|
I may be wrong, but I don't see this working in theory. The basic problem is that for any physical core, there is no guarantee that any writes will ever be seen by any other core (unless the necessary extra magic is done to make this so). (There's a matching problem when reading, too, in that in theory writes made by another core can be never seen by the reading core, even if they have reached the domain covered by cache coherency, unless the necessary extra magic, etc.) So here with this code, in theory, the writes being made simply are never seen by another core, and so it doesn't work. As it is, in practise, writes typically make their way to other physical cores in a reasonably short time, whether or not the extra magic is performed; but this is not guaranteed. Also of course the ordering of the emergence of those writes is not guaranteed (although on some platforms, additional guarantees are provided - Intel is particular generous in this regard, and performance suffers because of it). |
They're using atomic read/writes with sequential-consistency.

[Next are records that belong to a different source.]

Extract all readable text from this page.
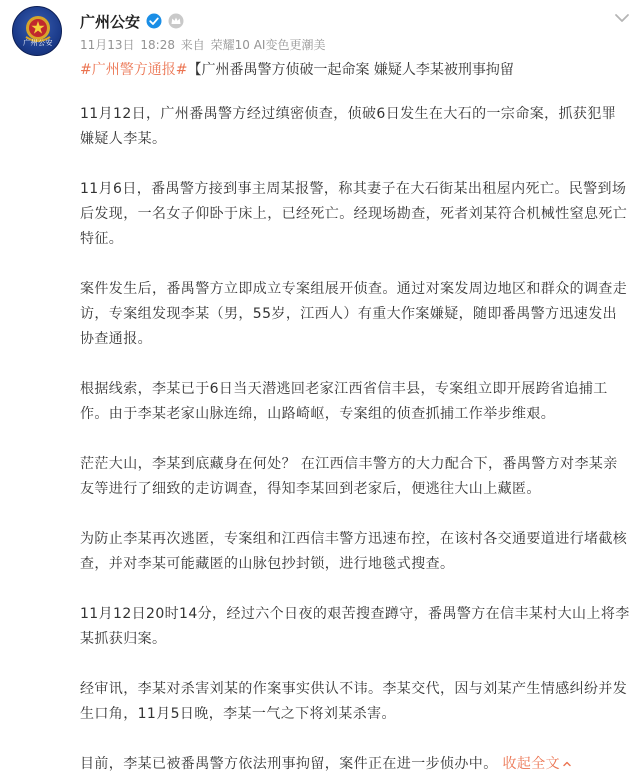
广州公安
广州公安
11月13日 18:28 来自 荣耀10 AI变色更潮美
#广州警方通报#【广州番禺警方侦破一起命案 嫌疑人李某被刑事拘留

11月12日，广州番禺警方经过缜密侦查，侦破6日发生在大石的一宗命案，抓获犯罪嫌疑人李某。

11月6日，番禺警方接到事主周某报警，称其妻子在大石街某出租屋内死亡。民警到场后发现，一名女子仰卧于床上，已经死亡。经现场勘查，死者刘某符合机械性窒息死亡特征。

案件发生后，番禺警方立即成立专案组展开侦查。通过对案发周边地区和群众的调查走访，专案组发现李某（男，55岁，江西人）有重大作案嫌疑，随即番禺警方迅速发出协查通报。

根据线索，李某已于6日当天潜逃回老家江西省信丰县，专案组立即开展跨省追捕工作。由于李某老家山脉连绵，山路崎岖，专案组的侦查抓捕工作举步维艰。

茫茫大山，李某到底藏身在何处？ 在江西信丰警方的大力配合下，番禺警方对李某亲友等进行了细致的走访调查，得知李某回到老家后，便逃往大山上藏匿。

为防止李某再次逃匿，专案组和江西信丰警方迅速布控，在该村各交通要道进行堵截核查，并对李某可能藏匿的山脉包抄封锁，进行地毯式搜查。

11月12日20时14分，经过六个日夜的艰苦搜查蹲守，番禺警方在信丰某村大山上将李某抓获归案。

经审讯，李某对杀害刘某的作案事实供认不讳。李某交代，因与刘某产生情感纠纷并发生口角，11月5日晚，李某一气之下将刘某杀害。

目前，李某已被番禺警方依法刑事拘留，案件正在进一步侦办中。 收起全文
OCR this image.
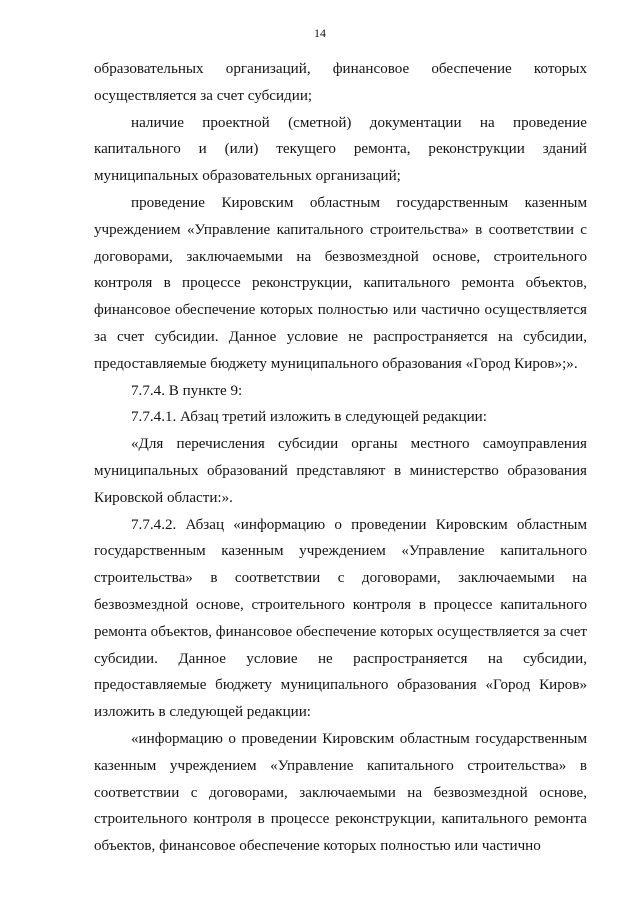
14

образовательных организаций, финансовое обеспечение которых осуществляется за счет субсидии;

наличие проектной (сметной) документации на проведение капитального и (или) текущего ремонта, реконструкции зданий муниципальных образовательных организаций;

проведение Кировским областным государственным казенным учреждением «Управление капитального строительства» в соответствии с договорами, заключаемыми на безвозмездной основе, строительного контроля в процессе реконструкции, капитального ремонта объектов, финансовое обеспечение которых полностью или частично осуществляется за счет субсидии. Данное условие не распространяется на субсидии, предоставляемые бюджету муниципального образования «Город Киров»;».

7.7.4. В пункте 9:

7.7.4.1. Абзац третий изложить в следующей редакции:

«Для перечисления субсидии органы местного самоуправления муниципальных образований представляют в министерство образования Кировской области:».

7.7.4.2. Абзац «информацию о проведении Кировским областным государственным казенным учреждением «Управление капитального строительства» в соответствии с договорами, заключаемыми на безвозмездной основе, строительного контроля в процессе капитального ремонта объектов, финансовое обеспечение которых осуществляется за счет субсидии. Данное условие не распространяется на субсидии, предоставляемые бюджету муниципального образования «Город Киров» изложить в следующей редакции:

«информацию о проведении Кировским областным государственным казенным учреждением «Управление капитального строительства» в соответствии с договорами, заключаемыми на безвозмездной основе, строительного контроля в процессе реконструкции, капитального ремонта объектов, финансовое обеспечение которых полностью или частично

This means that the compiler will automatically put memory-barriers in the appropriate locations to guarantee sequential-consistency, but probably at a significant performance cost.
The implementation is likely correct, but its the slowest performance available (seq-cst is the simplest / most braindead atomic operation, but slowest because you probably don't need all those memory barriers).
I'd expect that Acq-release style barriers is possible for this use case, which would be faster on x86, POWER, and ARM systems.